Ora, eu creio que, com a morte, nosso corpo vira pó e a nossa energia vital, que nos anima, volta para o cosmos (e fica com Deus). Pois bem. Como eu creio que uma energia pode ser materializada, foi permitido que determinadas pessoas "vissem" novamente Jesus três dias após sua morte durante um período de 40 dias. E também houve aparições posteriores a isto.

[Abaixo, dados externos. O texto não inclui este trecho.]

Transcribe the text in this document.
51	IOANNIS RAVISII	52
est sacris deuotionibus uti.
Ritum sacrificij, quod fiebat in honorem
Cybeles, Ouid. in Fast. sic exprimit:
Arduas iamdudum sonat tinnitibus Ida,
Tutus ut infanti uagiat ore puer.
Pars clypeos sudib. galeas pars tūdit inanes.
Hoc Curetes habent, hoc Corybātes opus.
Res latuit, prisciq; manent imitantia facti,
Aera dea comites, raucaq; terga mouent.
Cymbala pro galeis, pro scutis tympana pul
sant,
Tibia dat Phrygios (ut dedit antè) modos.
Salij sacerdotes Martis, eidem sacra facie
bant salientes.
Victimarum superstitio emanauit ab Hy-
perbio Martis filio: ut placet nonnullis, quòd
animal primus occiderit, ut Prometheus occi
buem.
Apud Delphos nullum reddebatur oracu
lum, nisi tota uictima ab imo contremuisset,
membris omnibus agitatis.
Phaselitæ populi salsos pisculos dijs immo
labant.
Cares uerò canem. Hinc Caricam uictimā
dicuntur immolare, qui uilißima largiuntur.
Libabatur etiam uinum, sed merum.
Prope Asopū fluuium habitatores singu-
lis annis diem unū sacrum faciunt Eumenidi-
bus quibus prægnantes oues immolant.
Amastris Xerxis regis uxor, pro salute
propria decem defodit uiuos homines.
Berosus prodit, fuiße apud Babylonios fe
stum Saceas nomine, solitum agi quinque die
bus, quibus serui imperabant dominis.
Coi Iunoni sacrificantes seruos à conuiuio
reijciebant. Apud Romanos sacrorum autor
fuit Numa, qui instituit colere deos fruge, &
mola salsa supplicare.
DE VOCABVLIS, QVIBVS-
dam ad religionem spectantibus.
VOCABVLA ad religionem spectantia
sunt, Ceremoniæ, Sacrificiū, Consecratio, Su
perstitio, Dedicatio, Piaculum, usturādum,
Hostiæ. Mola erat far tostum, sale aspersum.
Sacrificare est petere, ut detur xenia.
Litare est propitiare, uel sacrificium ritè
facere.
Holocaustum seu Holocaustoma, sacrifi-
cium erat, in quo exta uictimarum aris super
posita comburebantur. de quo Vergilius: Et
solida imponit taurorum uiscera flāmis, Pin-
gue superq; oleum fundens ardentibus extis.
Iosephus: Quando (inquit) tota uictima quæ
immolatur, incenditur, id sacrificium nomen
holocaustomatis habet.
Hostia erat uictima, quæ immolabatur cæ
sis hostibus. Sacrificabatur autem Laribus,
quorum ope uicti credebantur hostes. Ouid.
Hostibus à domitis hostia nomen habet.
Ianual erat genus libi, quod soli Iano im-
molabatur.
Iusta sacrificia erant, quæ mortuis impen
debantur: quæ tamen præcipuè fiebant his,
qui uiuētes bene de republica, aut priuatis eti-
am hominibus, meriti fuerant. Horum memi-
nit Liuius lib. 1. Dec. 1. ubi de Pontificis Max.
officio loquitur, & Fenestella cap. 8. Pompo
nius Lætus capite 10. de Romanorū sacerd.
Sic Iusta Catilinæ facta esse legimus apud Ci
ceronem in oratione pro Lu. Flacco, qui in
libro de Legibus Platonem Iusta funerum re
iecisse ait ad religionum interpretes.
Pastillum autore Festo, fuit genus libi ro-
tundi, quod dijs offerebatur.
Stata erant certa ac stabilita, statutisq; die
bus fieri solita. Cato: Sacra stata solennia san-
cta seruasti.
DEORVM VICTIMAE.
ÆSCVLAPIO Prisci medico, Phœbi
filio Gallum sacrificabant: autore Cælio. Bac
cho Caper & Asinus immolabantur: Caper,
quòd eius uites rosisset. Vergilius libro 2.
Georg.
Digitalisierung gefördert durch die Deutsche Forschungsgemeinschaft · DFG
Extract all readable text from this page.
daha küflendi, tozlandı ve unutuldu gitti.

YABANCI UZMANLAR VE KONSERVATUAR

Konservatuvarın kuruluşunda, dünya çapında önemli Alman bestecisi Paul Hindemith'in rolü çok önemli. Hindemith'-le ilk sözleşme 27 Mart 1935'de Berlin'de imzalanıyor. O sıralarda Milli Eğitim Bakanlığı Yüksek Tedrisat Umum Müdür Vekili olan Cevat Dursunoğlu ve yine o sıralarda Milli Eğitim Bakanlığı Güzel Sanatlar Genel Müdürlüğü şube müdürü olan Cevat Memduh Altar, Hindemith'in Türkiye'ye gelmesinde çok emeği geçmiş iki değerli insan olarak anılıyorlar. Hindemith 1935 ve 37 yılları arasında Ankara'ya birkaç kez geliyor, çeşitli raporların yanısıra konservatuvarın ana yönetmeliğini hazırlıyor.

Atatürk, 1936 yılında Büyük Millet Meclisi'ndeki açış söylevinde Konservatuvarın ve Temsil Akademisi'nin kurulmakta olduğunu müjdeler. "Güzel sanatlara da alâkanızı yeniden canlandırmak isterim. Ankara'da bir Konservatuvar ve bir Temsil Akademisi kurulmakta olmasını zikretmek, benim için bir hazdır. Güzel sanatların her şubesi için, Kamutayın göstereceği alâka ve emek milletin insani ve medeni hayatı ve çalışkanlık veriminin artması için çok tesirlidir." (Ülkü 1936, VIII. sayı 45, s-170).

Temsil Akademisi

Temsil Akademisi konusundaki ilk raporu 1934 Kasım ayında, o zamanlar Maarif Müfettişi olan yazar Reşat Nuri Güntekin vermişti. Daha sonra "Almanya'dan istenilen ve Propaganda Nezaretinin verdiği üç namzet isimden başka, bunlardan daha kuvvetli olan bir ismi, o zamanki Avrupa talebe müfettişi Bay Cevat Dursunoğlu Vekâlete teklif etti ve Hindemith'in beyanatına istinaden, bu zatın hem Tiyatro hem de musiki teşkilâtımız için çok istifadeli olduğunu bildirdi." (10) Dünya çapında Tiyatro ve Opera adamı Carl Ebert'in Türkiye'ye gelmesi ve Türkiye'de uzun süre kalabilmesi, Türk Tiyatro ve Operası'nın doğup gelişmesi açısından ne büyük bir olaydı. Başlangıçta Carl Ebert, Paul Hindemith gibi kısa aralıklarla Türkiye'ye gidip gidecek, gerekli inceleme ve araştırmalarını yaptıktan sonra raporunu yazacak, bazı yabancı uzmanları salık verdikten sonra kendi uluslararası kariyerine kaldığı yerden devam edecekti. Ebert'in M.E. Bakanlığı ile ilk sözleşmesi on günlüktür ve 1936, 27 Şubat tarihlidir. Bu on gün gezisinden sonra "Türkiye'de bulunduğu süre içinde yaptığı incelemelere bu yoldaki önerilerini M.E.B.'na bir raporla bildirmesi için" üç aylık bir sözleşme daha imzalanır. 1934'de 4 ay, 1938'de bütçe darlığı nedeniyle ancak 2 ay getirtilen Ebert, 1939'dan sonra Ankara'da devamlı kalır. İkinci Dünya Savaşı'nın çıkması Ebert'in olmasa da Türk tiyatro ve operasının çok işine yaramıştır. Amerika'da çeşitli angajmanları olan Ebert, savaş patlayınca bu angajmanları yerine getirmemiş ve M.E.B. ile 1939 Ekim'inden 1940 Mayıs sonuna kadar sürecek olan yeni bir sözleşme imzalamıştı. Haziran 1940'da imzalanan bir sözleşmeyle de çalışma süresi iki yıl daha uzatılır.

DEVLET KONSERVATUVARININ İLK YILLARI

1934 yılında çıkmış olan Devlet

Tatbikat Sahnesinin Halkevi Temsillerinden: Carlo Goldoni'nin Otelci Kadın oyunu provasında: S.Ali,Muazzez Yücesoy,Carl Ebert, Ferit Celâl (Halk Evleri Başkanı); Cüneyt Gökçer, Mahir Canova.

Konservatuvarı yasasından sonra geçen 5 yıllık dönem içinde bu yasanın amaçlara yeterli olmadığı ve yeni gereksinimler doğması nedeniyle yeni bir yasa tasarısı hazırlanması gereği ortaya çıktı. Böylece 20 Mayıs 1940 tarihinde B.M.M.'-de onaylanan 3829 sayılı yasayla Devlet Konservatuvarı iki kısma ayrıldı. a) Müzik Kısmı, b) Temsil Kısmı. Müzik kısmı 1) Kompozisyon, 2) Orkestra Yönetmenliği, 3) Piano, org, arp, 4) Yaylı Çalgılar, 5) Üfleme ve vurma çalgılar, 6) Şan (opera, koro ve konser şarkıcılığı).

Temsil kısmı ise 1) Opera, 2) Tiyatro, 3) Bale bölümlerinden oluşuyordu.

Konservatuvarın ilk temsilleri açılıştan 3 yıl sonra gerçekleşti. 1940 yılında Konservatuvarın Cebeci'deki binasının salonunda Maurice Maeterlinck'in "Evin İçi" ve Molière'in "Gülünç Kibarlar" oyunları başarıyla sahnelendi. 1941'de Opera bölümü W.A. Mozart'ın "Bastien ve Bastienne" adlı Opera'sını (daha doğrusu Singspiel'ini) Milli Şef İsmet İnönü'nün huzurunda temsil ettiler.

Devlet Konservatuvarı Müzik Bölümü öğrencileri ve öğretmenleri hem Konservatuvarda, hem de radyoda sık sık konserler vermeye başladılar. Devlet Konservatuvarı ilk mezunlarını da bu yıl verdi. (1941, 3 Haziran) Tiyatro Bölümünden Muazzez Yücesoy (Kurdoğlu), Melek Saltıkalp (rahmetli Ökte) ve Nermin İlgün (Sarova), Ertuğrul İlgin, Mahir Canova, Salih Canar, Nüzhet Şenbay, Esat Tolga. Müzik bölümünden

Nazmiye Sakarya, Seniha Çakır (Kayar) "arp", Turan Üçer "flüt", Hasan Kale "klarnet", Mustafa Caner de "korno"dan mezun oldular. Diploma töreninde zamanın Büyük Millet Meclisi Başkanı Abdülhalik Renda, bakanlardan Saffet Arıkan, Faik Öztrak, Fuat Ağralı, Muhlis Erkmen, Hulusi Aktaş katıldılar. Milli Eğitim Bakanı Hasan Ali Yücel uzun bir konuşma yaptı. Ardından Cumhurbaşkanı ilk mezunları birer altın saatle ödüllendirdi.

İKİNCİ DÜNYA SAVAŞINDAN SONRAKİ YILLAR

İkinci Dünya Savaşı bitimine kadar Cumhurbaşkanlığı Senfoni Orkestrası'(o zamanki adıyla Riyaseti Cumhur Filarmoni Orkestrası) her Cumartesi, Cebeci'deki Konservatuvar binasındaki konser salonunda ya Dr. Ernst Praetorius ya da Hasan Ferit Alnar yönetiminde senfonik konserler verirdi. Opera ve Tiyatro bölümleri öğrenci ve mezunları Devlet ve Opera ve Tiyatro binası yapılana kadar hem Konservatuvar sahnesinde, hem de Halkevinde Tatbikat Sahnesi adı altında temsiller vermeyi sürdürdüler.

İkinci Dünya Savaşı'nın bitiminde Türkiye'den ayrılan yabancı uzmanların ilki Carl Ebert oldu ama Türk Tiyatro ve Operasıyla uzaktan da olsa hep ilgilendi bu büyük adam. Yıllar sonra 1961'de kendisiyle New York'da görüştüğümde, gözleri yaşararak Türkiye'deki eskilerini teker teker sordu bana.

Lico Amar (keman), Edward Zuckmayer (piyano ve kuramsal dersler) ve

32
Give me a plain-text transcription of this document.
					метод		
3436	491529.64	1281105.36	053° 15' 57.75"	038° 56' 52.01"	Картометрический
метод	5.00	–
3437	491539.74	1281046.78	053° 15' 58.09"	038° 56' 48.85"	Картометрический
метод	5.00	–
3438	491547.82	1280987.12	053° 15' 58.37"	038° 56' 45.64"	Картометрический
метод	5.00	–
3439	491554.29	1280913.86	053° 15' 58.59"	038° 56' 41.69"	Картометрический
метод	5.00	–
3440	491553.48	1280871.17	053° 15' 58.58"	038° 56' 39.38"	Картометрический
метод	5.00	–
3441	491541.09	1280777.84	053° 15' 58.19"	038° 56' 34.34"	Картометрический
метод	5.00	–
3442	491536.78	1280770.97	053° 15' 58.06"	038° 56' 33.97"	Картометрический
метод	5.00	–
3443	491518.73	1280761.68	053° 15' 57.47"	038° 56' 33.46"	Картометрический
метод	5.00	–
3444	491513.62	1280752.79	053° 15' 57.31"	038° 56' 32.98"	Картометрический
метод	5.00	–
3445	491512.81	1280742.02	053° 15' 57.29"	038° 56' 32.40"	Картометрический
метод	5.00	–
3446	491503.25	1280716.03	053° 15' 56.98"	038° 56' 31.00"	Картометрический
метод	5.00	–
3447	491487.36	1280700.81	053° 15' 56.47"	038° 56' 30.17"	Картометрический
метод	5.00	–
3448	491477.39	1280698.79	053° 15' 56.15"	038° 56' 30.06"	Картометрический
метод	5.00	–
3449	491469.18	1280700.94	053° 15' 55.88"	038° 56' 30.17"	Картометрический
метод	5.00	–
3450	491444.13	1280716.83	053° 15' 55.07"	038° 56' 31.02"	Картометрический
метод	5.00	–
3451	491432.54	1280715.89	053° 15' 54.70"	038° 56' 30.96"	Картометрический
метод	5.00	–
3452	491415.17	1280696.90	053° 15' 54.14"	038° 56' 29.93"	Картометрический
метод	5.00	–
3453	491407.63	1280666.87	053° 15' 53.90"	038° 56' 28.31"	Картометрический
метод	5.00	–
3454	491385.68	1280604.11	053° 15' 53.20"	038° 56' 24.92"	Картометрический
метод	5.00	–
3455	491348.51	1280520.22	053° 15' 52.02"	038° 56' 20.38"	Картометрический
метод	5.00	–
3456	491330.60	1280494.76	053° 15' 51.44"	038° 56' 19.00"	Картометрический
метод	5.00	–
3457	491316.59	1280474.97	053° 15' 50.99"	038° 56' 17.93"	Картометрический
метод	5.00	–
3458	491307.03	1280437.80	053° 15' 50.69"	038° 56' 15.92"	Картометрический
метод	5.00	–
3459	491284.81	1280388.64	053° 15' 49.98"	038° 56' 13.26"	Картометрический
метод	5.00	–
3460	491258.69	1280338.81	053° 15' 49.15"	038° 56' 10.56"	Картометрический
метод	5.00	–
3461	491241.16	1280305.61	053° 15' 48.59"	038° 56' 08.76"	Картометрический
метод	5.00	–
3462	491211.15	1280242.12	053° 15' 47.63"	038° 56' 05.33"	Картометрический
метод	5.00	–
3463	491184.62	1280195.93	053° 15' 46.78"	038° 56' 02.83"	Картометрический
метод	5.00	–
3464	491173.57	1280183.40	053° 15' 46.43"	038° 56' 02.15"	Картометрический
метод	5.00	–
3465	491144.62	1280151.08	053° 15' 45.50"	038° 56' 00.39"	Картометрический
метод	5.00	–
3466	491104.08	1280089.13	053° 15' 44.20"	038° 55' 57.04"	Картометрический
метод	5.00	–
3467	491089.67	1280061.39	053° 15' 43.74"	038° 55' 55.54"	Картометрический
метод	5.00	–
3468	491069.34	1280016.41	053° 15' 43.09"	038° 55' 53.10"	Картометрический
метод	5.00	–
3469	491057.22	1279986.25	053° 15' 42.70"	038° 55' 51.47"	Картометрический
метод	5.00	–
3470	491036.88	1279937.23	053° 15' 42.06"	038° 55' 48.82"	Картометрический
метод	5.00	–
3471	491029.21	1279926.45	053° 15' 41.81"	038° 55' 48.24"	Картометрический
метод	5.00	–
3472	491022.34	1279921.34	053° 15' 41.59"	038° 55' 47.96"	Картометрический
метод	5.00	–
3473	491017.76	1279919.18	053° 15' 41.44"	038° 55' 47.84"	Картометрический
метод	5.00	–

Já o fato de seu corpo físico não ter sido encontrado, podemos compreender que houve uma espécie de arrebatamento que foi teleportado assim como aconteceu com Elias, Enoque, Ezequiel, o João do Apocalipse e o corpo de Moisés. Ou seja, o corpo físico se desmaterializa e reaparece em outro lugar ou mesmo se desfaz.

Pode ser que tudo isto algum dia venha a ser confirmado pela ciência, mas pra mim basta a aceitação de que a alma é eterna e que a ideia que os escritores da Bíblia deviam ter sobre ressurreição na certa era uma concepção primitiva a respeito da eternidade da nossa energia que já era entendida naqueles tempos como um espírito consciente."

Sendo assim, como muita coisa sobre ressurreição foi concepção primitiva sobre a eternidade da alma, acho um equívoco as três principais religiões monoteístas do mundo ainda terem reservas à cremação.